Si le Trésor refuse de parler de renflouement, le ministère veut néanmoins éviter d’être accusé de signer un chèque en blanc. Une des contreparties en discussion est une prise de participation au capital, dont l’ampleur dira si c’est une nationalisation ou pas. Dans tous les cas, cette hypothèse est considérée comme une ligne rouge par les dirigeants, d’après des sources industrielles, car ils redoutent que l’État actionnaire ne soit un repoussoir pour les marchés financiers. American Airlines, United Airlines, Delta Air Lines et Southwest, les quatre grandes compagnies américaines, hésitent, expliquent les mêmes sources, à accepter l’aide publique malgré l’érosion brutale de leurs revenus.

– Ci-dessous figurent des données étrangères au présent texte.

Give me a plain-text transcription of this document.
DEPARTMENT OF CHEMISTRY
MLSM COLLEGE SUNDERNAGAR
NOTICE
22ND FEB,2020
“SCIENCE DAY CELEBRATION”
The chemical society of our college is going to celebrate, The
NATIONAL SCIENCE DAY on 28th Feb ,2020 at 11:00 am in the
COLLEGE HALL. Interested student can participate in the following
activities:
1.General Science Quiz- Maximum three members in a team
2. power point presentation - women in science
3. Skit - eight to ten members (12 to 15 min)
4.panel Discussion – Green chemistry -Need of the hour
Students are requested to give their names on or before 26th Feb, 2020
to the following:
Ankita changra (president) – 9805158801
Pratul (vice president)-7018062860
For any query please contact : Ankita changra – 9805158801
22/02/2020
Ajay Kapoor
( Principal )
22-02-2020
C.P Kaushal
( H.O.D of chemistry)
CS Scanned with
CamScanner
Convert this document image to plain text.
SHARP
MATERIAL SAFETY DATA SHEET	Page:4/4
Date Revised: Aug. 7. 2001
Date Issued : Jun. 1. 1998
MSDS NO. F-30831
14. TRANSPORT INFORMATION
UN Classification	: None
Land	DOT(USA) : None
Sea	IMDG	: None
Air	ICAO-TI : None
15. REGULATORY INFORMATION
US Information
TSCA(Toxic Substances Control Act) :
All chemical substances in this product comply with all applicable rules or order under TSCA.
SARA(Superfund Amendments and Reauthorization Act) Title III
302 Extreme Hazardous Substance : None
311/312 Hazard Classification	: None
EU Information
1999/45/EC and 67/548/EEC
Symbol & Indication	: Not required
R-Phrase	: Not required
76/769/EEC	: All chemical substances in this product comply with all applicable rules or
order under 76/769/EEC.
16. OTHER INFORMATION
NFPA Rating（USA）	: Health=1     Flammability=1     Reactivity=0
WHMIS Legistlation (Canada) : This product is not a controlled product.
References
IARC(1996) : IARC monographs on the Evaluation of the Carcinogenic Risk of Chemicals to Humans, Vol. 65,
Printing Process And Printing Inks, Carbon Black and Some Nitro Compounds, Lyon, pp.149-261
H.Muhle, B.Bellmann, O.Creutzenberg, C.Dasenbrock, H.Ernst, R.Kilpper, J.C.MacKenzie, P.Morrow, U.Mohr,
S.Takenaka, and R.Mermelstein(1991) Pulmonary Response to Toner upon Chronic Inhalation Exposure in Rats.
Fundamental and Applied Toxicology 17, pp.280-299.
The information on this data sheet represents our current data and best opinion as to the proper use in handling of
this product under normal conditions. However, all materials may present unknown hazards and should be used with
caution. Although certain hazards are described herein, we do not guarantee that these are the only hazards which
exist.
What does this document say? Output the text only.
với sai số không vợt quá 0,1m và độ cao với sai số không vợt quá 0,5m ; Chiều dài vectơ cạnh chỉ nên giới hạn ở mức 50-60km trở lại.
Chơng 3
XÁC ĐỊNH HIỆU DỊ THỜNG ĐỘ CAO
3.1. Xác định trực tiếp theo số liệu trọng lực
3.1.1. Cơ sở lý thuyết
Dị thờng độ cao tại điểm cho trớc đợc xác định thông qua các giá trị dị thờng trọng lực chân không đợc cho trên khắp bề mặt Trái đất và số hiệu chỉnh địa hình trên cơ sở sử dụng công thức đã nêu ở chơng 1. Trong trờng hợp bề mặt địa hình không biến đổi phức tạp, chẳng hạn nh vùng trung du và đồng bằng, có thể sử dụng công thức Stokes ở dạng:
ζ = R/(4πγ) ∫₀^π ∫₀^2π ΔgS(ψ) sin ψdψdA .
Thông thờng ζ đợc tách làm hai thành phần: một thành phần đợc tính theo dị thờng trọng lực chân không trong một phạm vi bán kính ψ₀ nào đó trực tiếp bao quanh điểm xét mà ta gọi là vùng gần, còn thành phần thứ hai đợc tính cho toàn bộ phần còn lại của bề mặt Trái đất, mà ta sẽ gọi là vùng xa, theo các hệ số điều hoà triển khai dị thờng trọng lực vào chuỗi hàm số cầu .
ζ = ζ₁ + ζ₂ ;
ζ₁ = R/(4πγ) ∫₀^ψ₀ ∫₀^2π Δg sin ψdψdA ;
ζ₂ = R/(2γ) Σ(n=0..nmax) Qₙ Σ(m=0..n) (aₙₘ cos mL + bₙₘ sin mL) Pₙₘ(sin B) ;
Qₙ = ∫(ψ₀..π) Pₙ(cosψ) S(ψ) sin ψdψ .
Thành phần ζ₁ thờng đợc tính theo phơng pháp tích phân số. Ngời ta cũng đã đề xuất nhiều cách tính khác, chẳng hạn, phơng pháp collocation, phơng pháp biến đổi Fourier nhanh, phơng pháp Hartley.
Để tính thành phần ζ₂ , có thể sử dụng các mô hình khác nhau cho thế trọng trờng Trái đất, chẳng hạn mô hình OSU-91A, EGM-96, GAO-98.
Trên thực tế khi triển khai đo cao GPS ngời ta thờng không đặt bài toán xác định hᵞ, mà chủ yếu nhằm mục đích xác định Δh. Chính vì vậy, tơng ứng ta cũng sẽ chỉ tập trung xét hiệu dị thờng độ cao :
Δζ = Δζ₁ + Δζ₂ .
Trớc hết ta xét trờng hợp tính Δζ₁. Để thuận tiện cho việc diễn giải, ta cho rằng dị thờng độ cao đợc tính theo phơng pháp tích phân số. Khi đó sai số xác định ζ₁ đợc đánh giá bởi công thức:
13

Delta, American, United et Southwest sont en position de faiblesse dans ces tractations : leur survie est menacée et elles ont consacré 39 milliards de dollars les cinq dernières années à choyer leurs actionnaires par des programmes de rachat d’actions, a calculé S&P Dow Jones Indices, plutôt que de se prémunir d’une éventuelle crise. Ces handicaps sont de nature à encourager le Trésor à durcir ses exigences, ce qui pousserait ces compagnies à préférer se déclarer en faillite, redoutent les syndicats et des élus démocrates.